Three further workshop plus home electronics articles in the same hub group cover related questions. The first is how much electric does a pc use which often runs alongside a 3D printer for slicing plus monitoring. The second covers how much electric does a computer use for the broader category. The third is how much electricity does a house use per day uk for household total context.

Frequently asked

How Much Electricity Does a 3D Printer Use?
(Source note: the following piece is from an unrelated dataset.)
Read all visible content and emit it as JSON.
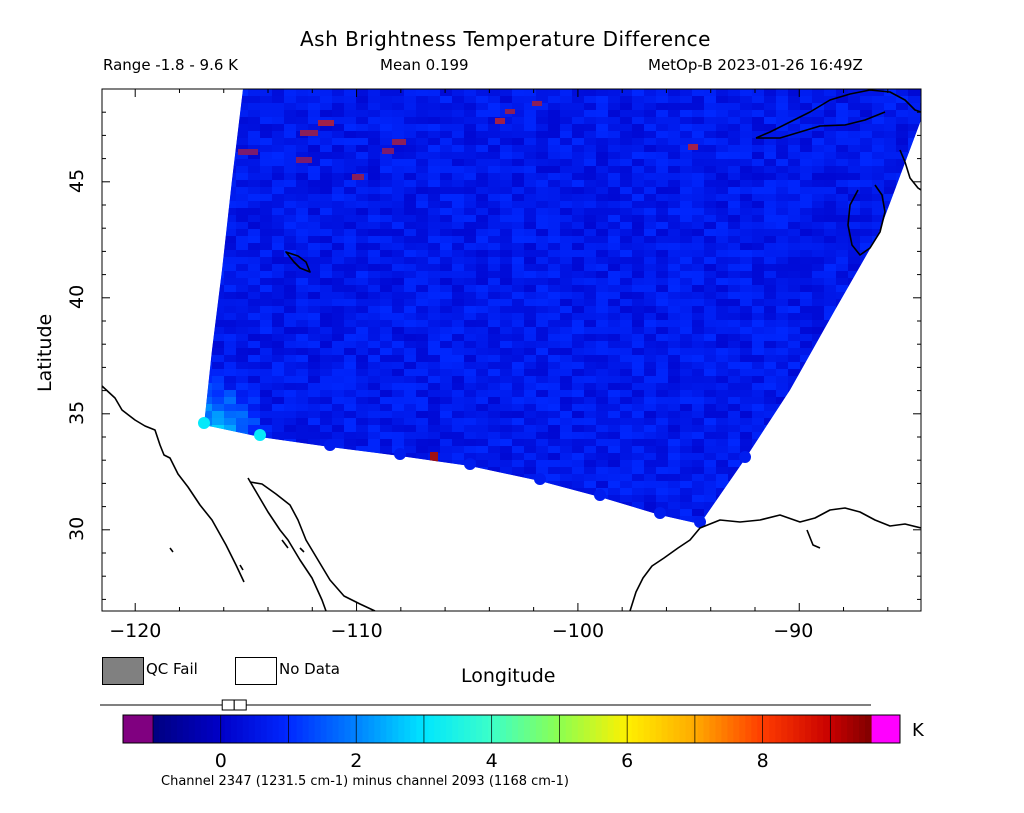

FAQ

How much does it cost to run a 3D printer in the UK in 2026?
1p to 10p per print hour at the current Ofgem cap of 24.7p per kWh. Small FDM printers cost 1p to 2p per hour. Mid-range FDM printers cost 4p to 6p per hour. Enclosed or large printers cost 8p to 10p per hour. Resin printers sit at the lower end.
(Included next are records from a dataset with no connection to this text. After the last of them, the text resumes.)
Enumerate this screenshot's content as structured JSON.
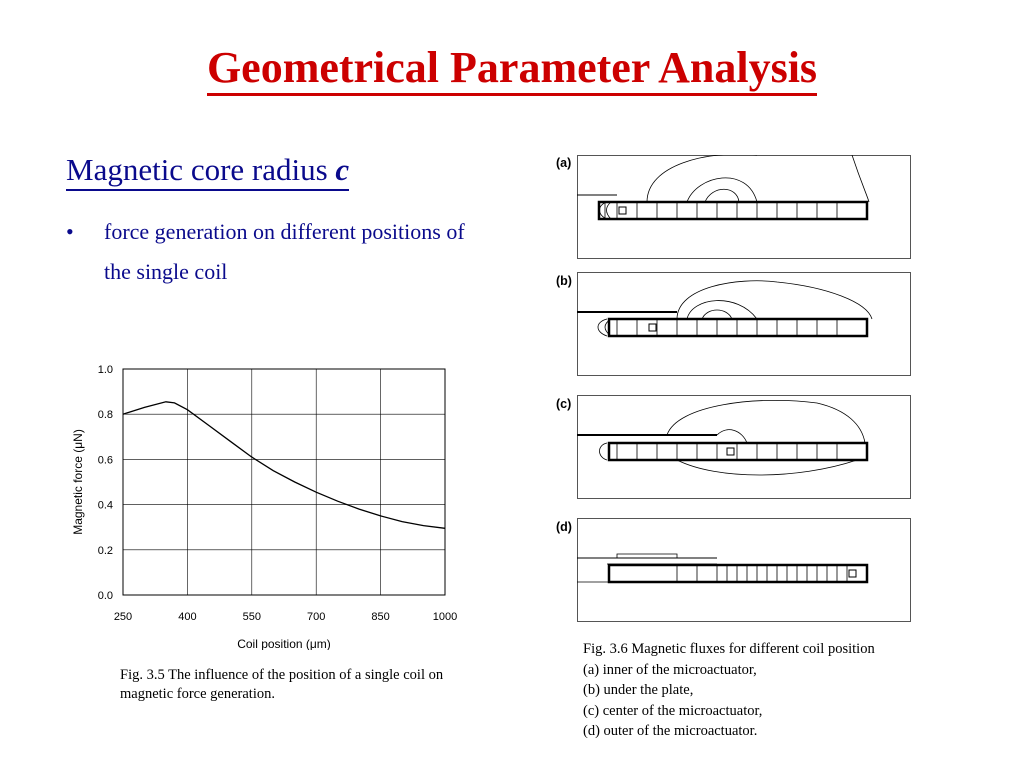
{
  "slide": {
    "title": "Geometrical Parameter Analysis",
    "heading_main": "Magnetic core radius ",
    "heading_var": "c",
    "bullet_symbol": "•",
    "bullet_text": "force generation on different positions of the single coil"
  },
  "chart_data": {
    "type": "line",
    "title": "",
    "xlabel": "Coil position (μm)",
    "ylabel": "Magnetic force (μN)",
    "xlim": [
      250,
      1000
    ],
    "ylim": [
      0.0,
      1.0
    ],
    "x_ticks": [
      "250",
      "400",
      "550",
      "700",
      "850",
      "1000"
    ],
    "y_ticks": [
      "0.0",
      "0.2",
      "0.4",
      "0.6",
      "0.8",
      "1.0"
    ],
    "grid": true,
    "series": [
      {
        "x": [
          250,
          300,
          350,
          370,
          400,
          450,
          500,
          550,
          600,
          650,
          700,
          750,
          800,
          850,
          900,
          950,
          1000
        ],
        "y": [
          0.8,
          0.83,
          0.855,
          0.85,
          0.82,
          0.75,
          0.68,
          0.61,
          0.55,
          0.5,
          0.455,
          0.415,
          0.38,
          0.35,
          0.325,
          0.307,
          0.295
        ]
      }
    ]
  },
  "caption_left": "Fig. 3.5 The influence of the position of a single coil on magnetic force generation.",
  "panels": [
    {
      "label": "(a)"
    },
    {
      "label": "(b)"
    },
    {
      "label": "(c)"
    },
    {
      "label": "(d)"
    }
  ],
  "caption_right": [
    "Fig. 3.6 Magnetic fluxes for different coil position",
    "(a) inner of the microactuator,",
    "(b) under the plate,",
    "(c) center of the microactuator,",
    "(d) outer of the microactuator."
  ],
  "colors": {
    "title": "#cc0000",
    "text": "#0a0a8c"
  }
}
Are FDM 3D printers more expensive to run than resin printers?
Yes, typically 3 to 5 times more. FDM printers heat both the nozzle plus the build plate. Resin LCD printers only need UV LEDs plus a small Z-axis motor. Per print hour, resin is cheaper but resin printing has chemical safety considerations FDM does not.
How much does a long overnight 3D print cost?
A 12-hour print on a 200W mid-range FDM printer uses 2.4 kWh, costing 59p. A 24-hour print uses 4.8 kWh, costing £1.19. Multi-day prints scale linearly. Worth factoring into print pricing if running a side business.
Does the heated bed use more electricity than the hotend?
Yes. The heated bed accounts for 60 to 80 percent of FDM printer electricity during steady print. The hotend itself only draws 30 to 50W average because it is small plus well-insulated. The bed has a much larger surface area to heat.
Can I save money by switching off the 3D printer between prints?
Yes. Idle 3D printers draw 5 to 20W. Across overnight idle (12 hours) that is 0.06 to 0.24 kWh, costing 1.5p to 6p per night. Across a year of daily idle that is £5 to £22. Worth switching off at the wall between print jobs.